#12 Raising Nancies
#12 Raising Nancies
Kitchen Sink June 1989
#12 kicks off with a pseudo-autobiographical three-pager by Howard Cruse that depicts him as a little boy who bred a batch of tiny comic-strip Nancies as family pets. Wayne Honath (aka Wayno) makes his first appearance in Snarf long before he even changed his nom de plume to Wayno. Honath gets a couple one pagers. P.S. Mueller’s four-pager features a sadistic clown.
Foolbert Sturgeon does a six-pager. Foolbert Sturgeon is the legendary pen name of underground legend Frank Stack who revives his classic Jesus character for his first appearance in Snarf. The story is called “At Home with Jesus”. “At Home with Jesus” is a whimsical take on Jesus as a middle-aged husband stuck in the rat race with too many bills and too little luck. Thank God he can always talk to “the old man” and see his fortunes turn. Steve Toornman, who had his debut in the previous issue, returns with a couple of one-pagers, “Art School in the Seventies” and “Mile!”
Mark Landman also returns for another computer-generated comic story called “Man with the Autonomous Tongue”.
Jim Siergey also debuts in this issue with his one-page “Waiting For Gummo” comic, which had been previously published as an eight-page minicomic in 1985. The story is loosely based on Samuel Beckett’s absurdist 1953 play Waiting for Godot, in which two characters, Vladimir and Estragon, wait endlessly for the arrival of someone named Godot.
Joe Matt comes up with four more pages of his intensely autobiographical comics. Harvey Pekar gets three pages of his own intensely autobiographical comics illustrated by the immensely capable Gary Dumm, with a guest appearance by Robert Crumb, “What Superman Means to Me”.

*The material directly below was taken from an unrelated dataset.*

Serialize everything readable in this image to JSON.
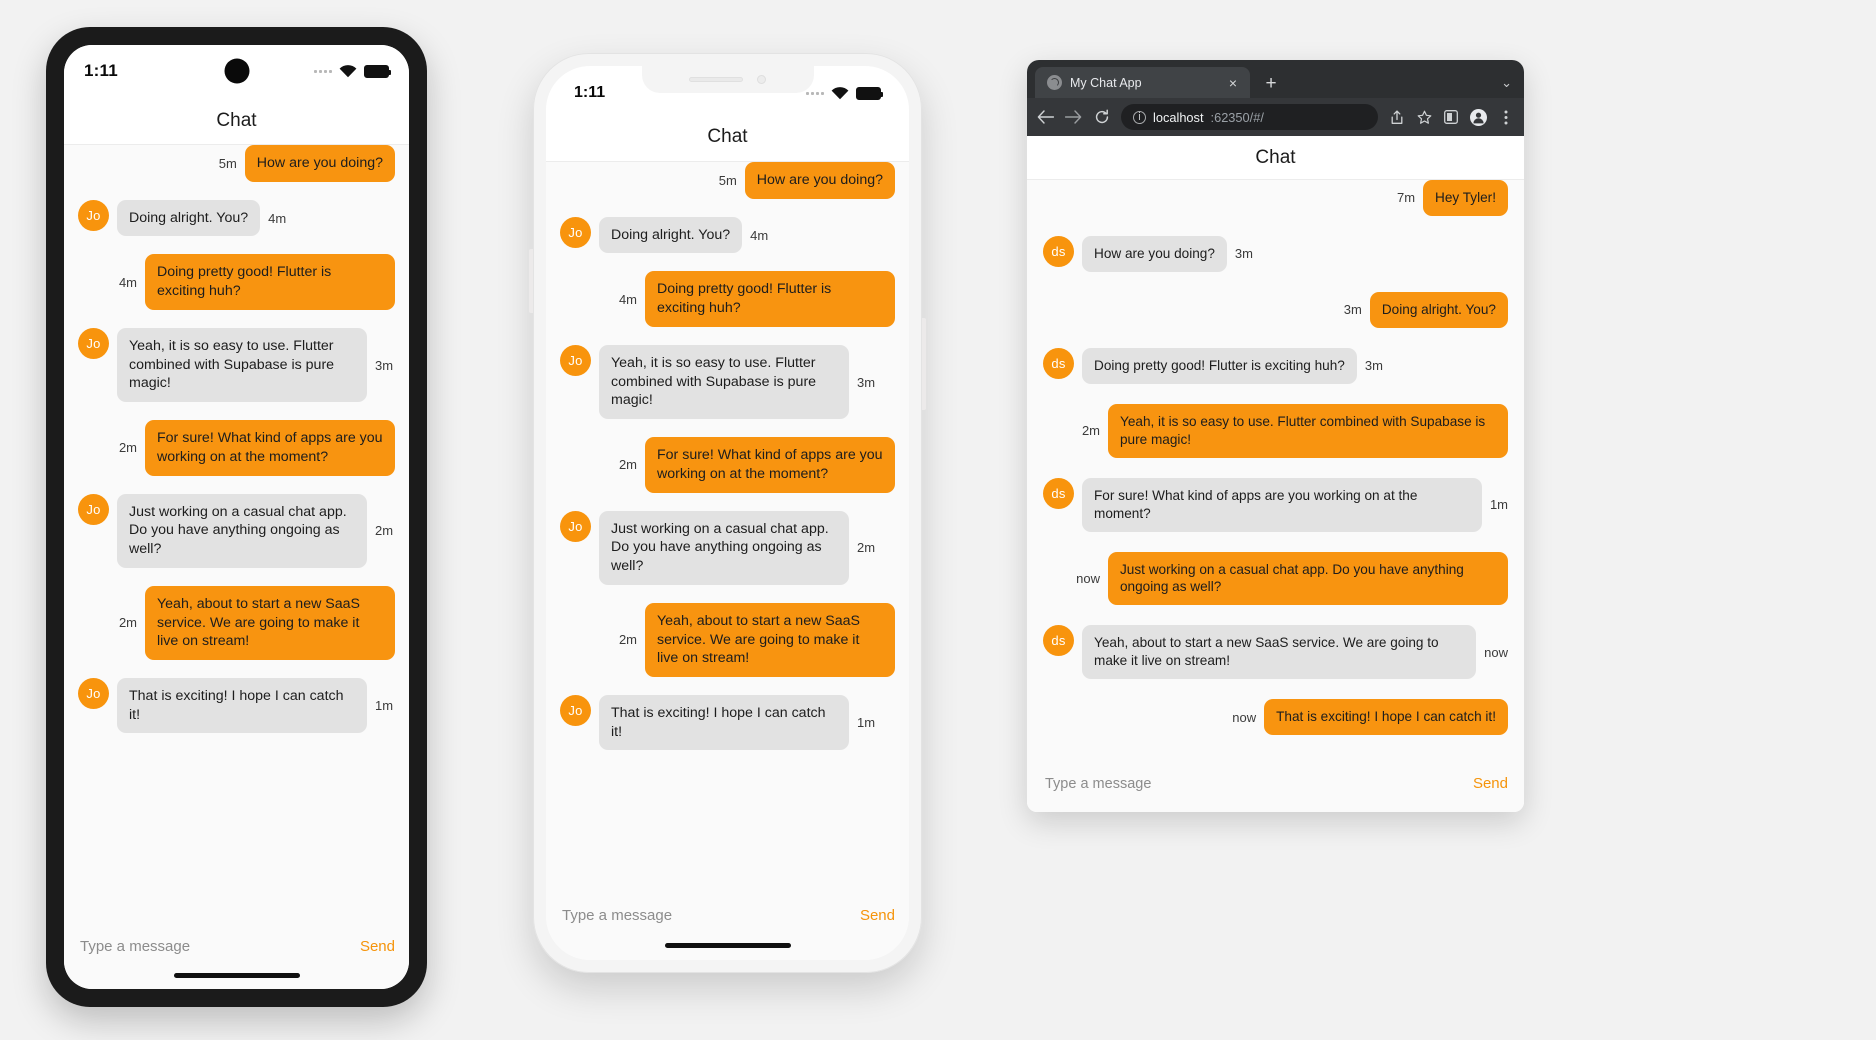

Sharon Clayman and Al Via collaborate on a one-and-a-half-pager about a woman who gets her high heel stuck in an elevator shaft, much to the inconvenience of everyone who works in the 10-story building. Snarf #12 closes with its first-ever fan letter page, which is dominated by a letter from an atheist who hated Dennis Worden’s “Fundamentalism” and must rant about it endlessly. Fortunately, Kitchen Sink gives Worden a chance to respond to the letter with his own rant (touché Mr. Worden).